После многих лет ее жизни, может, даже с детства, глаза миссис Фишер цветом по-прежнему напоминали небо, отражающееся в море, вечность, которая смотрит из еще более вечных вод. Даже если бы она и не произнесла тех слов, которые я от нее услышал, только по взгляду я бы понял, что ее секреты, на которые она часто намекала, настоящие и не менее странные, чем мои.
— Грядет что-то большое, Одди. Настолько большое, что может изменить мир. Я знаю, ты тоже это чувствуешь.
— Да, мэм.
— Как давно ты это чувствуешь?
— Чуть ли не всю жизнь. Но в последнее время в большей степени.
— В гораздо большей степени, — согласилась она. — Дитя, ты знаешь, откуда берется истинно великая храбрость, та храбрость, которую не сломить?
— Из веры, — ответил я.
— И любви, — добавила она. — Вера — разновидность любви, знаешь ли. Любовь к тому, что незримо, но есть. Любовь делает нас сильными и смелыми.
Я подумал о Сторми и о том, как ее утрата закалила меня. «Да».
— У меня с Хитом не было детей. Я верю, что детей мне не даровали, чтобы сберечь всю нерастраченную любовь для более позднего периода моей жизни, когда она понадобится, чтобы придать мне храбрости.
Внезапно ветер усилился, лимузин затрясся, из ливневой канавы поднялся пыльный смерч с опавшими листьями и мусором и походкой пьяного двинулся посреди улицы.
— Видишь ли, — продолжила она, — много лет тому назад я трижды видела один и тот же сон о мальчике, который рос без отца и матери, но при этом не был сиротой. Ты рос без отца и матери, Одди?

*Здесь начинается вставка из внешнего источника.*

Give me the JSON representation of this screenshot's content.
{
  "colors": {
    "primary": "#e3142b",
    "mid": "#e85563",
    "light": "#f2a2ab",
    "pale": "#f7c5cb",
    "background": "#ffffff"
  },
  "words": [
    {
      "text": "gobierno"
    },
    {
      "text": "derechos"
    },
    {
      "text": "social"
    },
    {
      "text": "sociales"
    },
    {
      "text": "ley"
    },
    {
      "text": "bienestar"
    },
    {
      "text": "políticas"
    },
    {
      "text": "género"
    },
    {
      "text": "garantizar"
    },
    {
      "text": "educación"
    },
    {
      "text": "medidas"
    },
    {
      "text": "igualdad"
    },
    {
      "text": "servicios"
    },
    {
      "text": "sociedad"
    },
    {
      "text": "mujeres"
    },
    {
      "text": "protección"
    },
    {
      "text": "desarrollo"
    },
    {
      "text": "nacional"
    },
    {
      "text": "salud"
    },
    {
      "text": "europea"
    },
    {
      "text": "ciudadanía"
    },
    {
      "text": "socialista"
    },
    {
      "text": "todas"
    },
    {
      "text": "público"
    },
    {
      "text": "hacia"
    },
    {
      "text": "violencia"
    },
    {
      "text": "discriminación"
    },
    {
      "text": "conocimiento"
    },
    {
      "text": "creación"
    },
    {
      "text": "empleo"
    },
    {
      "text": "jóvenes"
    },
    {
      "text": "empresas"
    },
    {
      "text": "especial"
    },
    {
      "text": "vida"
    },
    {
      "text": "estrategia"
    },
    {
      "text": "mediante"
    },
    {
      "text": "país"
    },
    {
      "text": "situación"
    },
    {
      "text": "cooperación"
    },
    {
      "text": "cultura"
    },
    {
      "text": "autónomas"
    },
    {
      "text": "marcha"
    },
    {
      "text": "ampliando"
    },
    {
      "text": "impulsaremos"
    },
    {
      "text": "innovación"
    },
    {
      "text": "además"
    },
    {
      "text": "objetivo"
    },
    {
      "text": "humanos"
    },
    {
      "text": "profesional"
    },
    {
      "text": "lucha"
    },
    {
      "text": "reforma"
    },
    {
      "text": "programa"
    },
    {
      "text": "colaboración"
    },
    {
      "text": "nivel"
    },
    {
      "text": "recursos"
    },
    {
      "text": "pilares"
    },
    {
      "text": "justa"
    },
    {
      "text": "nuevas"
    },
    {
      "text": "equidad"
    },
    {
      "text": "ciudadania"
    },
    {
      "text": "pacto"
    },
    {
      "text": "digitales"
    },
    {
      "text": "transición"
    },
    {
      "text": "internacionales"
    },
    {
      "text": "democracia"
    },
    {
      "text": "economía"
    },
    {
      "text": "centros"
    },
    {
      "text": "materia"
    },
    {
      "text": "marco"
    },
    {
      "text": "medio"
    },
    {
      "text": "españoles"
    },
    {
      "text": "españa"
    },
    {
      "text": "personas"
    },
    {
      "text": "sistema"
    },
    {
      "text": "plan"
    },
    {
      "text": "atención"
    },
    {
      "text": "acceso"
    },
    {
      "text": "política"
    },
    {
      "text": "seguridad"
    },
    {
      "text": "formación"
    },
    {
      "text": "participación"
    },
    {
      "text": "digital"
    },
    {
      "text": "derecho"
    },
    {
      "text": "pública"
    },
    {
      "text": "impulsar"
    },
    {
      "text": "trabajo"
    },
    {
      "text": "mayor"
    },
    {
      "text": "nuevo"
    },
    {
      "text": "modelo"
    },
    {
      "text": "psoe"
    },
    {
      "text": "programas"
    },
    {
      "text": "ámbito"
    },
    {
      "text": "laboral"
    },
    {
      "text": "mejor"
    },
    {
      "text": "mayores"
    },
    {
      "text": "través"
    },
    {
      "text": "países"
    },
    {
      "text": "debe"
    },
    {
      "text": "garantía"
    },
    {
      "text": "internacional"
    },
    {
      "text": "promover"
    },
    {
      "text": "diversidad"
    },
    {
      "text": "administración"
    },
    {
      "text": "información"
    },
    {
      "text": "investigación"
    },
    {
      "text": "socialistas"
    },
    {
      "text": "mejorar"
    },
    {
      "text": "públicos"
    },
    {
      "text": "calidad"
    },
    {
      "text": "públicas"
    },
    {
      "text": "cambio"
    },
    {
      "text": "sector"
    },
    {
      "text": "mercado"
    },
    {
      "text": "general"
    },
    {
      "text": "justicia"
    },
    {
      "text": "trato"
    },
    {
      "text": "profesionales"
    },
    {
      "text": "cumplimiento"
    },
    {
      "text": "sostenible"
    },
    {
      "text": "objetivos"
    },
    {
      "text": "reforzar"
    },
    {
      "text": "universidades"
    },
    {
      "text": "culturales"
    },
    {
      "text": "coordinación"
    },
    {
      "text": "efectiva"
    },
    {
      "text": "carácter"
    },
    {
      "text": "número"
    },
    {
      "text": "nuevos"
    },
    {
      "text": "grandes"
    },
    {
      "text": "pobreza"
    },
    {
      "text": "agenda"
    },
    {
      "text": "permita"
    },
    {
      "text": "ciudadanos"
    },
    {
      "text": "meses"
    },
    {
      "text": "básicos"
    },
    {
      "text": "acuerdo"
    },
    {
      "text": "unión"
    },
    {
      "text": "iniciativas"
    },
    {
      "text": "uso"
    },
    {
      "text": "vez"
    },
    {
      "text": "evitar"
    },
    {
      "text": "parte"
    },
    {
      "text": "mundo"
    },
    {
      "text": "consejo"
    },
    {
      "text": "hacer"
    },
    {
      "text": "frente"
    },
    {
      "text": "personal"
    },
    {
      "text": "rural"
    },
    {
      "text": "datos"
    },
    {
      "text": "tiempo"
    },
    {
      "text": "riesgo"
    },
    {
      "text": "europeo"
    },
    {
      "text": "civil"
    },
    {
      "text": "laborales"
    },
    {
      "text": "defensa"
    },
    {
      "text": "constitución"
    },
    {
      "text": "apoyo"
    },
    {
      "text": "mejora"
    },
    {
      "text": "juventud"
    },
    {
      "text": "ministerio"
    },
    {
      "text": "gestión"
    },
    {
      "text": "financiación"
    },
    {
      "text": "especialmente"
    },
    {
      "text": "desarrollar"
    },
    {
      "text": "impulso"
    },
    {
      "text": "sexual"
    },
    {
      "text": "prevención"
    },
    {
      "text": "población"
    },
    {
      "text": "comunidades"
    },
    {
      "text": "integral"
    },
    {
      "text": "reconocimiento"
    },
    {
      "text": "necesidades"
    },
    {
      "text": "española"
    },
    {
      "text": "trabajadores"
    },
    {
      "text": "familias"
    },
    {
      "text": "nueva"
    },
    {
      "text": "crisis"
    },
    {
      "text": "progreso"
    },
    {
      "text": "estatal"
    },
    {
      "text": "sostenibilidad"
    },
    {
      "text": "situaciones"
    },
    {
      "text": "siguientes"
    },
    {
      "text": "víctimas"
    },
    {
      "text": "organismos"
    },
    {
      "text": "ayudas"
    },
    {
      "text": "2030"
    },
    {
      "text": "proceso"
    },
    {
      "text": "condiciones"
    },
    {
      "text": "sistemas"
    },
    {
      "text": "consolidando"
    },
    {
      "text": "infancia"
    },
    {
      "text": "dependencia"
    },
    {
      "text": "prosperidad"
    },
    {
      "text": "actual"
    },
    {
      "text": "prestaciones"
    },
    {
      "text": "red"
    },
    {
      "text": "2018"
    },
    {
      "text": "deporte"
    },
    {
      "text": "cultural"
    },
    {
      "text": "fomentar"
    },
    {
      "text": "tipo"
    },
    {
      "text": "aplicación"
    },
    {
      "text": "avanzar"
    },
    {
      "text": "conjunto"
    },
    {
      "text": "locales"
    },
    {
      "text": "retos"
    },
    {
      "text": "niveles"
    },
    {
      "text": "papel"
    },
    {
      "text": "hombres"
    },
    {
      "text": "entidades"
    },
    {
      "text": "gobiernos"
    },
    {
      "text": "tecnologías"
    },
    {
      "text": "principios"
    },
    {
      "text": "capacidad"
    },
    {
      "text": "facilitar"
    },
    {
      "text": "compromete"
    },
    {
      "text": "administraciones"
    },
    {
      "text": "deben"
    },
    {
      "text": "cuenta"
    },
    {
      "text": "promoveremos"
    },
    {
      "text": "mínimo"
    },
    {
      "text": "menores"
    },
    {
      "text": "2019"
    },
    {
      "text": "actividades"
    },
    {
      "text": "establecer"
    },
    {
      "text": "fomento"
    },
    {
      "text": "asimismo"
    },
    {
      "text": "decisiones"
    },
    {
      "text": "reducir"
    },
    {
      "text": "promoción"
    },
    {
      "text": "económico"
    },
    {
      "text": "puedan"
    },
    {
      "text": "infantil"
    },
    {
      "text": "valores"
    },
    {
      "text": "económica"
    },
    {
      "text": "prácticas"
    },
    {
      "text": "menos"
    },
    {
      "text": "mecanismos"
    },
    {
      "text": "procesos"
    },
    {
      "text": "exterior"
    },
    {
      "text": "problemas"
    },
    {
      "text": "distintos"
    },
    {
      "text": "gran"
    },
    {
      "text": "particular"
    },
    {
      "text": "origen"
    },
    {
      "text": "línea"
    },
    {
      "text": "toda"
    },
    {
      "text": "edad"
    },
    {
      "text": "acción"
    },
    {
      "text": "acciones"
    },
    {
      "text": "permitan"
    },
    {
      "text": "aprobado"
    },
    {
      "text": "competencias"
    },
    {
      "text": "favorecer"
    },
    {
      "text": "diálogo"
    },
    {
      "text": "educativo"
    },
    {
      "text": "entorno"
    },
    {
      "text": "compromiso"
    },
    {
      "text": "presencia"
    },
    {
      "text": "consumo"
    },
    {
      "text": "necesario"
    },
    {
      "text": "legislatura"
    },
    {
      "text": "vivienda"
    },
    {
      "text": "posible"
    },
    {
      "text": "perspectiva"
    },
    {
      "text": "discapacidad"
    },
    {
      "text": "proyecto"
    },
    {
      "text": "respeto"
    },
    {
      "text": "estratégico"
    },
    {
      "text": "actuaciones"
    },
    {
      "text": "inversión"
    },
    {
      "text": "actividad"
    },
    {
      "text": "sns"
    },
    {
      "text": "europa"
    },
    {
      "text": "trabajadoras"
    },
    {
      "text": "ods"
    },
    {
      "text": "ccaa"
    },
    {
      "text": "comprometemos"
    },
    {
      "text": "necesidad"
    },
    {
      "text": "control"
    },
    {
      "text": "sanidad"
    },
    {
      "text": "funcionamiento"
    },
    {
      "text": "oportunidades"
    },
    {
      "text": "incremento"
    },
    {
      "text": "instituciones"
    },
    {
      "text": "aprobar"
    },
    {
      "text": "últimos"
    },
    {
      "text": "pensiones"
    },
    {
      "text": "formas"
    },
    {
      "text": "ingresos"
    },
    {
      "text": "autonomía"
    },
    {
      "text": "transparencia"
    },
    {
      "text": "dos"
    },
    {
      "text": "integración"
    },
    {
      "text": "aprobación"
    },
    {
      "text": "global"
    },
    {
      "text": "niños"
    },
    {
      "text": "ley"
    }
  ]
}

— Они все еще живы, мэм, но не были для меня отцом и матерью. Я живу один с шестнадцати лет.
— Увидев тебя на обочине Прибрежной автострады, я узнала в тебе мальчика из моих снов, хотя ты уже не мальчик.
Несколько газетных страниц несло по улице, псевдоптиц, предвещающих дурное, размахивающих крыльями слов.
— И что вам снилось? — спросил я. — Что происходило в тех снах?
— Истинное и настоящее. Это все, что я тебе пока скажу. Но я никогда не буду жить своей жизнью, покинув тебя, как ты предлагаешь, оставив здесь и уехав. Если сейчас ты должен идти пешком и один, пусть так и будет. Но я буду ждать тебя здесь, пока ты не вернешься.